8 agosto - ultimo giorno a Lhasa

Ultimo giorno, dunque ultima sera a Lhasa per noi e per molti altri. Non so più chi (Gigi e Ale, mi pare) lancia perciò l’idea di un’ultima cena tutti insieme e, non so più per quale misterioso motivo, tocca a me fare il tam tam. Tutti d’accordo, compreso il misterioso francese solitario, tal Christian, che non spiccica una parola di inglese. Con Gigi, Ale e i due spagnoli ipotizziamo che si potrebbe andare al New Mandala ma, mentre siamo tutti alla reception in attesa di partire alla volta del primo dei due templi della giornata - entrambi a parecchi chilometri da Lhasa, probabilmente in direzioni opposte - i piani mutano.
Non so come l’idea della cena di gruppo è giunta alle orecchie della nostra guida (ma chi lo vuole? la maggior parte di noi non lo sopporta proprio), la quale, of course, ha tutt’altro parere sul ristorante: ne propone uno con cena-spettacolo e, a parte Antonio e me, tutti sono entusiasti perciò il dado è tratto e il fenomeno prenota per il gruppo.
Il peggio ha da venire: il suo massimo lo raggiunge quando lascia a terra almeno cinque persone tra un monastero e l’altro. Tra viaggio e visita il primo si porta via l’intera mattinata, così, quando ci fermiamo per la pausa pranzo, di nuovo a Lhasa, il nostro ci concede 45 minuti. Carlito e io ci fiondiamo in quello che sembra un posto carino, dove lo chef appare assai deluso che desideriamo soltanto un sandwich o, comunque, la cosa più veloce che possa prepararci. Ci accordiamo su un hamburger e sottolineiamo che abbiamo fretta.
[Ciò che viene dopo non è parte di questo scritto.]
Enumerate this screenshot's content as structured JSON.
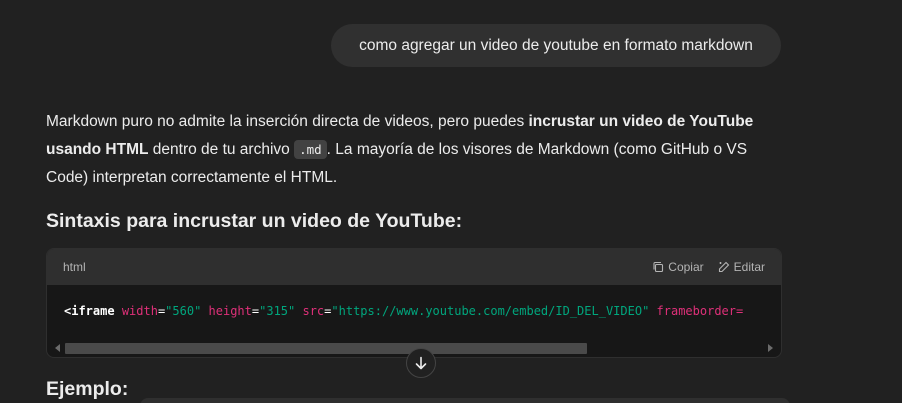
{
  "user_message": "como agregar un video de youtube en formato markdown",
  "answer": {
    "p1_text1": "Markdown puro no admite la inserción directa de videos, pero puedes ",
    "p1_bold1": "incrustar un video de YouTube usando HTML",
    "p1_text2": " dentro de tu archivo ",
    "p1_code": ".md",
    "p1_text3": ". La mayoría de los visores de Markdown (como GitHub o VS Code) interpretan correctamente el HTML."
  },
  "heading_syntax": "Sintaxis para incrustar un video de YouTube:",
  "code_block": {
    "language": "html",
    "copy_label": "Copiar",
    "edit_label": "Editar",
    "tokens": {
      "tag_open": "<iframe",
      "attr1": "width",
      "eq": "=",
      "val1": "\"560\"",
      "attr2": "height",
      "val2": "\"315\"",
      "attr3": "src",
      "val3": "\"https://www.youtube.com/embed/ID_DEL_VIDEO\"",
      "attr4": "frameborder="
    }
  },
  "heading_example": "Ejemplo:",
  "colors": {
    "background": "#212121",
    "bubble": "#303030",
    "code_bg": "#171717",
    "attr": "#df3079",
    "string": "#00a67d"
  }
}
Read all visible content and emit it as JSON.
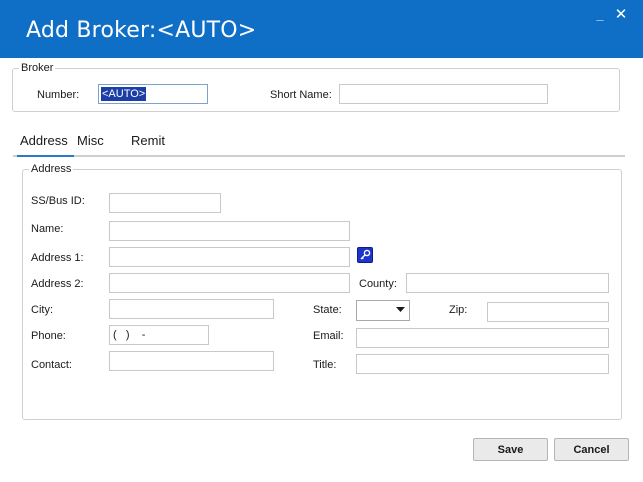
{
  "window": {
    "title": "Add Broker:<AUTO>",
    "minimize_glyph": "_",
    "close_glyph": "✕",
    "accent_color": "#0f6fc6"
  },
  "broker_group": {
    "legend": "Broker",
    "number_label": "Number:",
    "number_value": "<AUTO>",
    "short_name_label": "Short Name:",
    "short_name_value": ""
  },
  "tabs": [
    {
      "label": "Address",
      "active": true
    },
    {
      "label": "Misc",
      "active": false
    },
    {
      "label": "Remit",
      "active": false
    }
  ],
  "address_group": {
    "legend": "Address",
    "ssbus_label": "SS/Bus ID:",
    "name_label": "Name:",
    "address1_label": "Address 1:",
    "address2_label": "Address 2:",
    "county_label": "County:",
    "city_label": "City:",
    "state_label": "State:",
    "zip_label": "Zip:",
    "phone_label": "Phone:",
    "phone_value": "(   )    -",
    "email_label": "Email:",
    "contact_label": "Contact:",
    "title_label": "Title:",
    "lookup_icon": "key-icon"
  },
  "buttons": {
    "save": "Save",
    "cancel": "Cancel"
  }
}
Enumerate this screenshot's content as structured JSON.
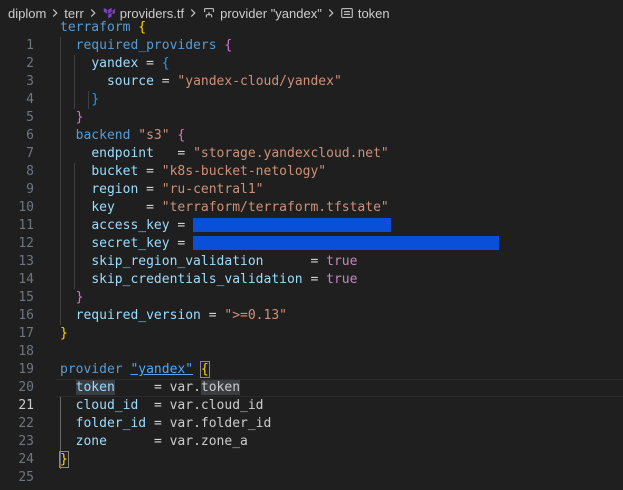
{
  "breadcrumb": {
    "items": [
      {
        "label": "diplom"
      },
      {
        "label": "terr"
      },
      {
        "label": "providers.tf"
      },
      {
        "label": "provider \"yandex\""
      },
      {
        "label": "token"
      }
    ]
  },
  "editor": {
    "active_line": "21",
    "line_numbers": [
      "1",
      "2",
      "3",
      "4",
      "5",
      "6",
      "7",
      "8",
      "9",
      "10",
      "11",
      "12",
      "13",
      "14",
      "15",
      "16",
      "17",
      "18",
      "19",
      "20",
      "21",
      "22",
      "23",
      "24",
      "25"
    ],
    "tokens": {
      "terraform": "terraform",
      "required_providers": "required_providers",
      "yandex": "yandex",
      "source": "source",
      "source_val": "\"yandex-cloud/yandex\"",
      "backend": "backend",
      "backend_name": "\"s3\"",
      "endpoint": "endpoint",
      "endpoint_val": "\"storage.yandexcloud.net\"",
      "bucket": "bucket",
      "bucket_val": "\"k8s-bucket-netology\"",
      "region": "region",
      "region_val": "\"ru-central1\"",
      "key": "key",
      "key_val": "\"terraform/terraform.tfstate\"",
      "access_key": "access_key",
      "secret_key": "secret_key",
      "skip_region_validation": "skip_region_validation",
      "skip_credentials_validation": "skip_credentials_validation",
      "true_val": "true",
      "required_version": "required_version",
      "required_version_val": "\">=0.13\"",
      "provider": "provider",
      "provider_name": "\"yandex\"",
      "token": "token",
      "var_token": "var.",
      "var_token_name": "token",
      "cloud_id": "cloud_id",
      "var_cloud_id": "var.cloud_id",
      "folder_id": "folder_id",
      "var_folder_id": "var.folder_id",
      "zone": "zone",
      "var_zone": "var.zone_a",
      "eq": "=",
      "lbrace": "{",
      "rbrace": "}"
    }
  },
  "colors": {
    "background": "#1f1f1f",
    "keyword": "#569cd6",
    "attribute": "#9cdcfe",
    "string": "#ce9178",
    "bool": "#c586c0",
    "redaction": "#0a4fd8",
    "terraform_icon": "#7b42bc"
  },
  "icons": {
    "separator": "chevron-right-icon",
    "file": "terraform-file-icon",
    "provider": "symbol-module-icon",
    "token": "symbol-field-icon"
  }
}
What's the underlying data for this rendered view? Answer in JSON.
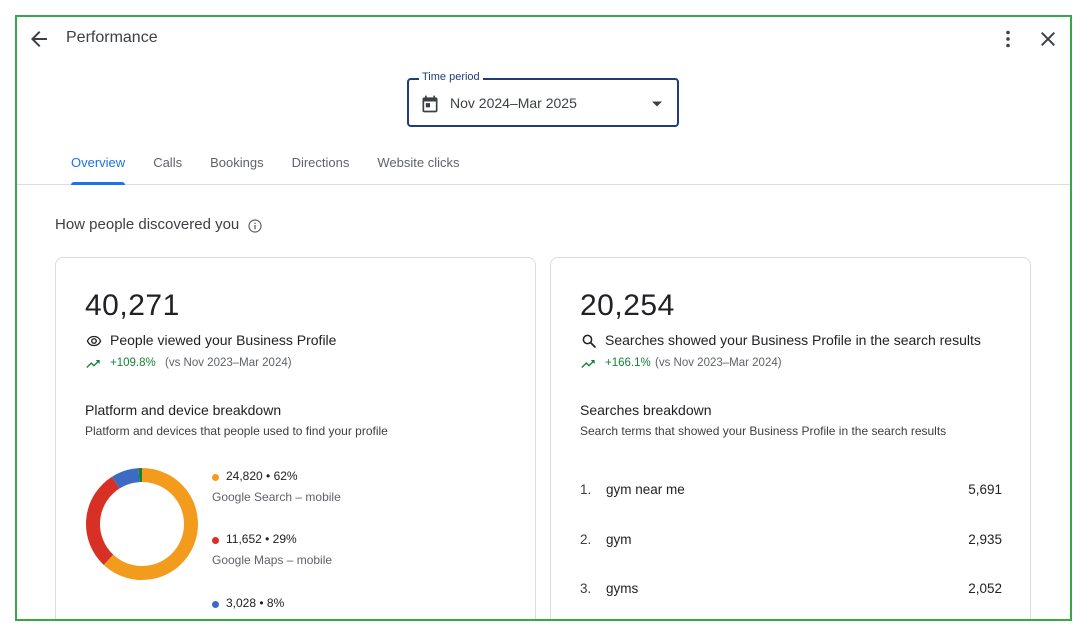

Come non detto: 35 minuti dopo siamo sempre in attesa e cerchiamo di fargli accelerare i tempi. Le patatine non sono pronte, ci dice, e gli hamburger dovrebbero cuocere ancora un po’. Rinunciamo alle patatine che, comunque, come avevamo cercato di spiegargli, non volevamo, e chiediamo di avere gli hamburger all’istante. Arriviamo all’appuntamento al pelo. Il detestabile Cicerone è in preda a fibrillazione. Ci fa salire sul pullmino superrapidamente e fa chiudere le porte. Gli chiediamo se quelli che mancano hanno rinunciato alla visita e, naturalmente, dice di sì. Peccato che non sia vero: francesi e portoghese vedono il pullman sfilare sotto il loro naso, mentre la guida offre un passaggio alla coreana, al giapponese e alle due polacche (che avevamo perso all’arrivo a Lhasa, visto che avevano acquistato solo il viaggio), che passano casualmente di lì. La fretta è dovuta, oltre che alla maleducazione e al menefreghismo della guida, all’orario di inizio del dibattito-lezione che si svolge nel monastero. Quando arriviamo è comunque già in corso e, a dire il vero, non si capisce cosa ci saremmo persi non vedendolo dal principio. Cinque/dieci minuti può essere interessante/folkloristico. Poi? Il tibetano è per tutti noi una lingua sconosciuta e, a quanto ho potuto capire, nessuno dei presenti è un esperto di filosofia buddista. Ne segue che siamo assai più felici quando torniamo allo shopping.
E che il morale sale alle stelle al solo pensiero che we are coming back home, cioè a Katmandu e al nostro appartamento al New Orleans Café. O casa, dolce casa.